The term “epigenetics” was originally proposed by C. H. Waddington in 1942 from the perspective of embryology [5] and literally means “in addition to or beyond genetics” [6]. Thus, epigenetics encompasses any process that results in a change in genes without altering DNA and can serve as a link between genotype and phenotype [7]. Epigenetic processes influence the implementation of the genetic code throughout the life of the cell and are affected by a wide range of factors, both physiological (e.g. embryological, aging) [8] and pathological (e.g. cancer) [9], [10]. Embryological epigenetic rearrangements have a greater impact on the implementation of the genetic program [11] because they occur in embryonic stem cells and can be transferred to more differentiated cell populations, in contrast to the changes that occur in adult cells [12], [13], [14]. However, pathological factors, such as the process of cancer development, were also shown to significantly influence epigenetic regulation of cells [15], [16], [17].
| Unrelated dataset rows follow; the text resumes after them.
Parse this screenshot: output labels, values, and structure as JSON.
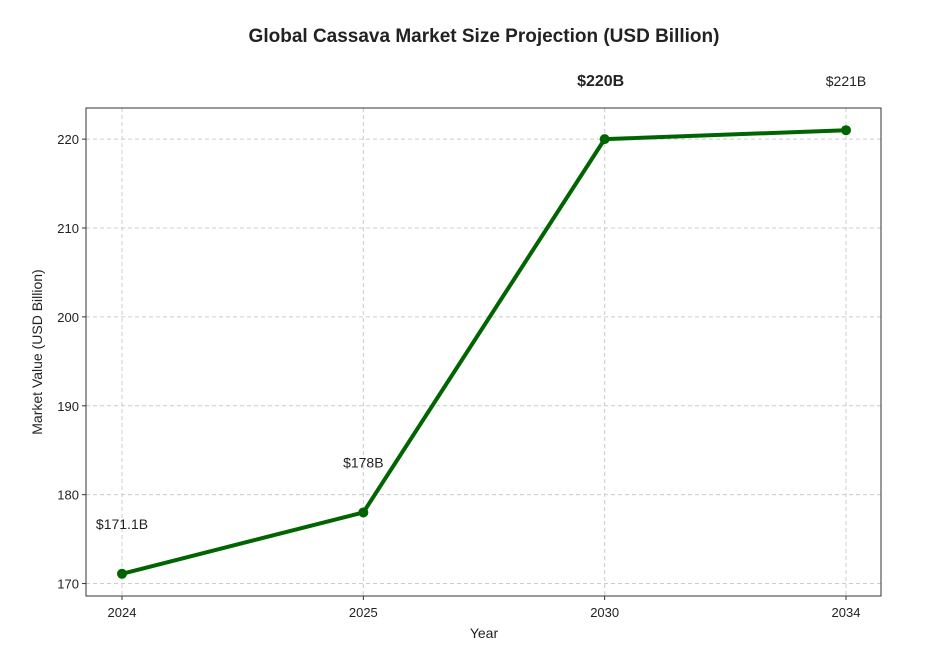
{
  "chart_data": {
    "type": "line",
    "title": "Global Cassava Market Size Projection (USD Billion)",
    "xlabel": "Year",
    "ylabel": "Market Value (USD Billion)",
    "categories": [
      "2024",
      "2025",
      "2030",
      "2034"
    ],
    "series": [
      {
        "values": [
          171.1,
          178,
          220,
          221
        ],
        "color": "#006400"
      }
    ],
    "ylim": [
      168.6,
      223.5
    ],
    "yticks": [
      170,
      180,
      190,
      200,
      210,
      220
    ],
    "grid": true,
    "grid_style": "dashed",
    "annotations": [
      {
        "text": "$171.1B",
        "bold": false
      },
      {
        "text": "$178B",
        "bold": false
      },
      {
        "text": "$220B",
        "bold": true
      },
      {
        "text": "$221B",
        "bold": false
      }
    ]
  }
}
The analysis of differential epigenetic mechanisms in healthy and cancer patients revealed the potential role of epigenetics as a therapeutic target for cancer. Therapeutic modulation of epigenetic mechanisms governing cancer cells might be used to enhance the cytotoxicity of chemotherapeutic and targeted treatment regimens. On the other hand, regulation of epigenetic mechanisms in healthy cells might be useful for enhancing their defense activity. According to the current classification of major epigenetic mechanisms, they can be divided into three groups: 1) writers, which are responsible for modifications of DNA and histones; 2) readers, which recognize and elucidate these modifications, and 3) erasers, which are the proteins that can remove these modifications [18], [19]. This review will summarize the role of each group of epigenetic modulators in cancer development and describe the existing epitherapies, which are either approved by the FDA (Table 1) or currently investigated in clinical trials (Table 2). Subsequently, we will summarize transition metal complexes that have been developed to interfere with different epigenetic modulators involved in the nonmutational epigenetic reprogramming.